An Argument for Nonprofit Bonds and Loans, Plus More: Monday’s Roundup
March 8, 2010 | Read Time: 1 minute
- Foundations and philanthropists should be encouraged to make loans to charities, back nonprofit bonds, and use other financial tools outside of traditional philanthropy, writes Alexander Friedman, who recently stepped down as chief financial officer of the Bill & Melinda Gates Foundation. In an opinion article in The Financial Times, he says governments should provide tax incentives to get more people and institutions involved in so-called social investing.
- The idea proposed by some British politicians that government support for the arts could be supplanted by American-style philanthropy is wrong headed, writes Charlotte Higgins, chief arts writer for The Guardian. “I can think of no one in the arts who thinks fundraising from private sources is a bad idea,” she writes. “But the U.S. has a philanthropic tradition, embedded in its culture. We do not; nor can it be created in the span of a parliament.”

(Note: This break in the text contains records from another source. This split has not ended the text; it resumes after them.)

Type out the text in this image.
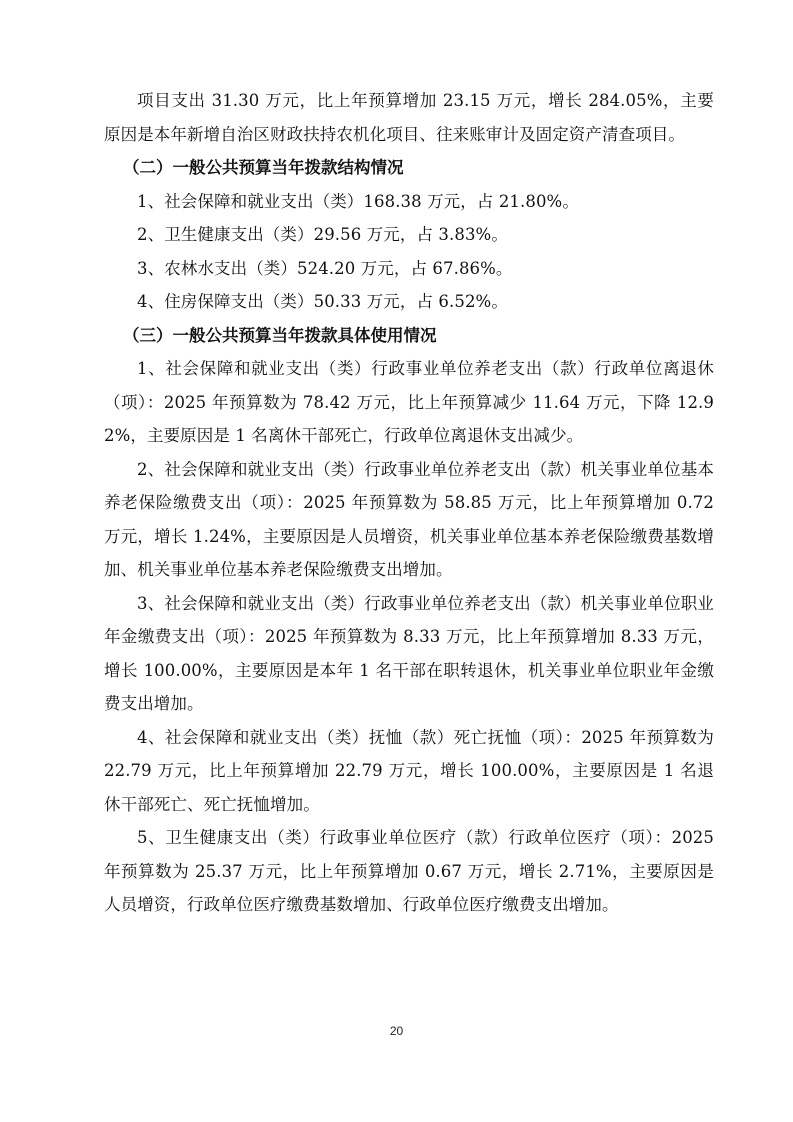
项目支出 31.30 万元，比上年预算增加 23.15 万元，增长 284.05%，主要原因是本年新增自治区财政扶持农机化项目、往来账审计及固定资产清查项目。

（二）一般公共预算当年拨款结构情况

1、社会保障和就业支出（类）168.38 万元，占 21.80%。

2、卫生健康支出（类）29.56 万元，占 3.83%。

3、农林水支出（类）524.20 万元，占 67.86%。

4、住房保障支出（类）50.33 万元，占 6.52%。

（三）一般公共预算当年拨款具体使用情况

1、社会保障和就业支出（类）行政事业单位养老支出（款）行政单位离退休（项）：2025 年预算数为 78.42 万元，比上年预算减少 11.64 万元，下降 12.92%，主要原因是 1 名离休干部死亡，行政单位离退休支出减少。

2、社会保障和就业支出（类）行政事业单位养老支出（款）机关事业单位基本养老保险缴费支出（项）：2025 年预算数为 58.85 万元，比上年预算增加 0.72 万元，增长 1.24%，主要原因是人员增资，机关事业单位基本养老保险缴费基数增加、机关事业单位基本养老保险缴费支出增加。

3、社会保障和就业支出（类）行政事业单位养老支出（款）机关事业单位职业年金缴费支出（项）：2025 年预算数为 8.33 万元，比上年预算增加 8.33 万元，增长 100.00%，主要原因是本年 1 名干部在职转退休，机关事业单位职业年金缴费支出增加。

4、社会保障和就业支出（类）抚恤（款）死亡抚恤（项）：2025 年预算数为 22.79 万元，比上年预算增加 22.79 万元，增长 100.00%，主要原因是 1 名退休干部死亡、死亡抚恤增加。

5、卫生健康支出（类）行政事业单位医疗（款）行政单位医疗（项）：2025 年预算数为 25.37 万元，比上年预算增加 0.67 万元，增长 2.71%，主要原因是人员增资，行政单位医疗缴费基数增加、行政单位医疗缴费支出增加。

20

- Sean Stannard-Stockton, a Chronicle contributor and a donor adviser, writes on his blog Tactical Philanthropy about another donor adviser’s guilt over giving a donation to an animal charity to please his daughter even though he’d previously suggested the group received too much money compared to other causes. Mr. Stannard-Stockton calls this sentiment the “neo-guilt of the non-optimized social investor” and says that social investors can take analytical thinking too far.
- Drawing inspiration from last night’s Academy Awards, William Easterly, a professor of economics at New York University, says Oscars often fulfill “Hollywood’s hypocritical self-fantasy” about what it thinks films should be about, a mind-set that international aid efforts also face. On his blog, Mr. Easterly argues that aid work and filmmakers should focus on what they are good at, not what they think they should do to please others.